Introduction to Captive Portals
You can authenticate your users on a web page that requests the user’s name and password. Until the user authenticates successfully, the authentication page is returned in response to any HTTP request. This is called a captive portal.
After successful authentication, the user accesses the requested URL and can access other web resources, as permitted by security policies. Optionally, the captive portal itself can allow web access to only the members of one specified user group.
The captive portal can be hosted on the FortiGate unit or on an external authentication server. You can configure captive portal authentication on any network interface, including WiFi interfaces.
When a captive portal is configured on a WiFi interface, the access point initially appears open. The wireless client can connect to the access point with no security credentials, but sees only the captive portal authentication page.
WiFi captive portal types
• Authentication — until the user enters valid credentials, no communication beyond the AP is permitted.
• Disclaimer Only — the portal presents the disclaimer page—an acceptable use policy or other legal statement—to which the user must agree before proceeding. The authentication page is not presented.

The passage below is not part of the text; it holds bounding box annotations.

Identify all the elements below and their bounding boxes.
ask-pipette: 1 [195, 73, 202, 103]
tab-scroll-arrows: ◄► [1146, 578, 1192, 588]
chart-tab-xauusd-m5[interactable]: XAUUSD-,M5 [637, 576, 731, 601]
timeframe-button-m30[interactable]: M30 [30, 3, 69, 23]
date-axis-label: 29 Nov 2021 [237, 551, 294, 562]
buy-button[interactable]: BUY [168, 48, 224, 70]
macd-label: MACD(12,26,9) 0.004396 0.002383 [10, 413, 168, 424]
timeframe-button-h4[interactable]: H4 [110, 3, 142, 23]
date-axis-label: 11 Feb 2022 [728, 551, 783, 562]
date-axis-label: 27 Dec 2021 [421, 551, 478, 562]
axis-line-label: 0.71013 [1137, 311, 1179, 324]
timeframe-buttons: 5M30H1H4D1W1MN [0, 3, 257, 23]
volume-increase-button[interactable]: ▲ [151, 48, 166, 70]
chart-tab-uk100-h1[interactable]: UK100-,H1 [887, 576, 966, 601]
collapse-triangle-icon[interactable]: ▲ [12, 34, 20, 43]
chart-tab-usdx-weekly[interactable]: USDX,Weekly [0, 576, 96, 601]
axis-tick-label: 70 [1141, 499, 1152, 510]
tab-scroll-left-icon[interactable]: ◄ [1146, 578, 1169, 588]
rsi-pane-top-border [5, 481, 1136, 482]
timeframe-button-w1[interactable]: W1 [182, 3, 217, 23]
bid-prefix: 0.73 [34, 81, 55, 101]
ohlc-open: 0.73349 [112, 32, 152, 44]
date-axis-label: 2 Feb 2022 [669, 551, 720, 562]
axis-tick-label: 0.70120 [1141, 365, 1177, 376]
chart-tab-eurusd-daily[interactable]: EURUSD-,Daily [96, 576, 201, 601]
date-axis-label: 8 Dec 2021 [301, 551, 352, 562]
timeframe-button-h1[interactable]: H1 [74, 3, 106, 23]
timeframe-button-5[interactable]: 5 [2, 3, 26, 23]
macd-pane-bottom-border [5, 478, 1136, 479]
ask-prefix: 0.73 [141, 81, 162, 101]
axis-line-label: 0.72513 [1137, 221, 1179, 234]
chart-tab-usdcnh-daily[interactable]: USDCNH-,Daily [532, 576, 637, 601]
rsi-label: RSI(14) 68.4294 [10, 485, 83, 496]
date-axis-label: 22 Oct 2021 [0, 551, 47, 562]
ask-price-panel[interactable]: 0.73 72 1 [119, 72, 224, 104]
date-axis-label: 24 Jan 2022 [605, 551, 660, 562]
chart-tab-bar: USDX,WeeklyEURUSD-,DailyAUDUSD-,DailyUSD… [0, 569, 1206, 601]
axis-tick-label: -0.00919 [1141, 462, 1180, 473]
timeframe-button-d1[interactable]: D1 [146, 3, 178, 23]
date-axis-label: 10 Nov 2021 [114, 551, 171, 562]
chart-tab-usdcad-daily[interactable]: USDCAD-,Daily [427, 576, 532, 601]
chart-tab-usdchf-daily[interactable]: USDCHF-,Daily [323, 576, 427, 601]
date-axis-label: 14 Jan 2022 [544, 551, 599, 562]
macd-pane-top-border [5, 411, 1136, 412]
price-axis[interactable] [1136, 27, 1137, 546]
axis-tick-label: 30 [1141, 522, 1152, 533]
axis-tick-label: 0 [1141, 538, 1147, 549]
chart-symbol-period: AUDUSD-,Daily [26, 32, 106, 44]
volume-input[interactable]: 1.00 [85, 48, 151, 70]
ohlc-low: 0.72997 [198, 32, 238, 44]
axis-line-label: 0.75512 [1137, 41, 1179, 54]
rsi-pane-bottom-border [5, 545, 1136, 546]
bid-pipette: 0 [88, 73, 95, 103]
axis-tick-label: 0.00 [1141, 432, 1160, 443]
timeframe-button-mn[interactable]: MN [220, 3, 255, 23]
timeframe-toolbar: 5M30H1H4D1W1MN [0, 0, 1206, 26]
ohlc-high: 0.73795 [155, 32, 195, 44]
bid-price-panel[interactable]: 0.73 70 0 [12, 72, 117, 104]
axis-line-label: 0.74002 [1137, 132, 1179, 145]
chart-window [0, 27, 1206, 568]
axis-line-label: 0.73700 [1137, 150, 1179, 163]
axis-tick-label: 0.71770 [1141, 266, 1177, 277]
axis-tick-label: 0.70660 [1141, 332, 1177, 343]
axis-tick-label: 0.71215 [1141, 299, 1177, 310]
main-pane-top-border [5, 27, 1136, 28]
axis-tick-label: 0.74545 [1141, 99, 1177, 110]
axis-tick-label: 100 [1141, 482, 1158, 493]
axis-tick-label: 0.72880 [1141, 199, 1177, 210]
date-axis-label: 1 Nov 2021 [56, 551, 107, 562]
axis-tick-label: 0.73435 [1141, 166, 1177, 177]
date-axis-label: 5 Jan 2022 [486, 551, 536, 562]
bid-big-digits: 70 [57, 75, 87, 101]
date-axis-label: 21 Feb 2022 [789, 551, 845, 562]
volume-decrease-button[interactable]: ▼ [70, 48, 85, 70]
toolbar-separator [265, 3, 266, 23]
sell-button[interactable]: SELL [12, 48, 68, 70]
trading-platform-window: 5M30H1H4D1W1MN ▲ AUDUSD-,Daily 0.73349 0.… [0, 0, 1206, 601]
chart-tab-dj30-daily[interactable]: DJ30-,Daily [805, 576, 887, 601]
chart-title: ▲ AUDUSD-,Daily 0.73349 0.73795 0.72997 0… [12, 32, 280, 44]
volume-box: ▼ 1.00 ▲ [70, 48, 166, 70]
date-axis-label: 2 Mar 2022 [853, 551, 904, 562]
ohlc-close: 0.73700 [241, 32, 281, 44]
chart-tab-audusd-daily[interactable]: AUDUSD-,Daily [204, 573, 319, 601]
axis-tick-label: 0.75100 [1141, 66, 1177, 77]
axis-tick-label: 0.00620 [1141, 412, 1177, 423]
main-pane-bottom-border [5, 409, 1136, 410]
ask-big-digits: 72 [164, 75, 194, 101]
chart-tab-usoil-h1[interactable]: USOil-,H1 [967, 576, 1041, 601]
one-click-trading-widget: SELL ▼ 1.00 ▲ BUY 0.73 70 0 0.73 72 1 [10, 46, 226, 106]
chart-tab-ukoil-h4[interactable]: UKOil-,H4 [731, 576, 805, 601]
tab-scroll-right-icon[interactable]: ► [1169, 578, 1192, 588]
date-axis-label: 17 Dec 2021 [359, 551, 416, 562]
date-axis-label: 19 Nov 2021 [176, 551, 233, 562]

• Authentication and Disclaimer — immediately after successful authentication, the portal presents the disclaimer page—an acceptable use policy or other legal statement—to which the user must agree before proceeding.
• Email Collection — the portal presents a page requesting the user’s email address, for the purpose of contacting the person in future. This is often used by businesses who provide free WiFi access to their customers. The authentication page is not presented.